Но папы в кабинете почему-то не было, не было и мамы, а их горничную Фросю он увидел лежащей на полу, и лицо у нее было ярко-красное, словно от жара, но почему-то он знал, что дело здесь совсем в другом. На столе горит лампа под зеленым абажуром и там же лежит книга. Она открыта на титульном листе и он ясно видит, что там написано: «Джек Лондон. Красная чума» – и сразу все становится ясно и понятно. Это же «красная чума», о которой написано в этом романе! Только сейчас это никакой не вымысел, это взаправду и от нее уже все умерли, только он один почему-то остался в живых. Он бросается вниз по лестнице и кричит, кричит от охватившего его ужаса: «Красная чума! Красная чума!»
– Ты чего орешь, паря? Страшный сон увидел?! – Володя чувствует, что кто-то кулаком стучит его по спине, и весь вздрагивает, глядя на раскачивающуюся у себя над головой тускло горящую керосиновую лампу.
– Чего орешь, говорю? – продолжал спрашивать его вставший снизу бородатый мужик, но не давешний, что сидел у него в ногах, а какой-то другой. – Красный, красный… чего красный-то?
– Да так, чертовщина какая-то привиделась, – стараясь придать голосу дружескую интонацию, ответил Володя. – От духоты, наверное. Какой-то красный человек за мной с ножом гонялся.
– Да, красный – человек опасный! – гоготнул кто-то из сидевших на лавке внизу, но больше придираться не стали.

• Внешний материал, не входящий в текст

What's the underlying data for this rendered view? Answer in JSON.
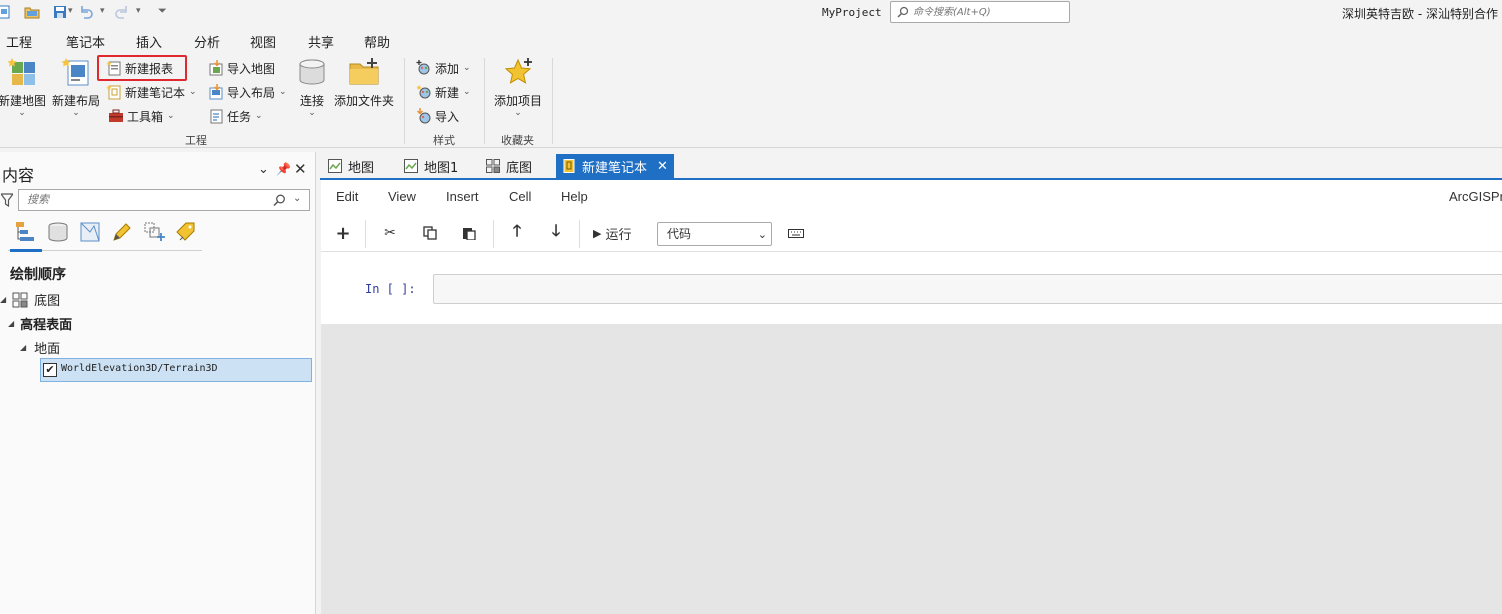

– Скоро Энск, скоро Энск, – услышал он голос дежурного по вагону, – а то кто заспит и не вылезет, обратно в Москву увезем. Поезд тут же в обрат пойдет, потому как поездов не хватает.
«Да уж больше спать нельзя, хотя и ночь. А то и в самом деле проспишь станцию, а народ как ломанется в вагон, так потом из него и не выберешься», – решил Володя, стараясь хотя бы что-нибудь увидеть в заиндевевшее снаружи и даже изнутри окно. – «Скорее бы уж мы приехали, а то на этой лавке я уже все бока себе отлежал».
Ему вспомнилось, что билет от Петербурга до Вырицы и обратно в вагоне второго класса стоил раньше всего 2 рубля 20 копеек и что папа как-то раз сказал, что в иных крестьянских семьях это доход за целый трудовой день. Конечно, существовал еще и третий класс, но в нем было так грязно, что члены их семьи никогда в нем не ездили. Впрочем, им особенно и не требовалось экономить, так как его отец был одним из ведущих инженеров на Металлическом заводе, проектировал орудийные башни для боевых кораблей и мог себе позволить содержать одновременно и квартиру в Петербурге, и весьма прихотливой архитектуры дачу на Вырице, к тому же вполне по-городскому благоустроенную.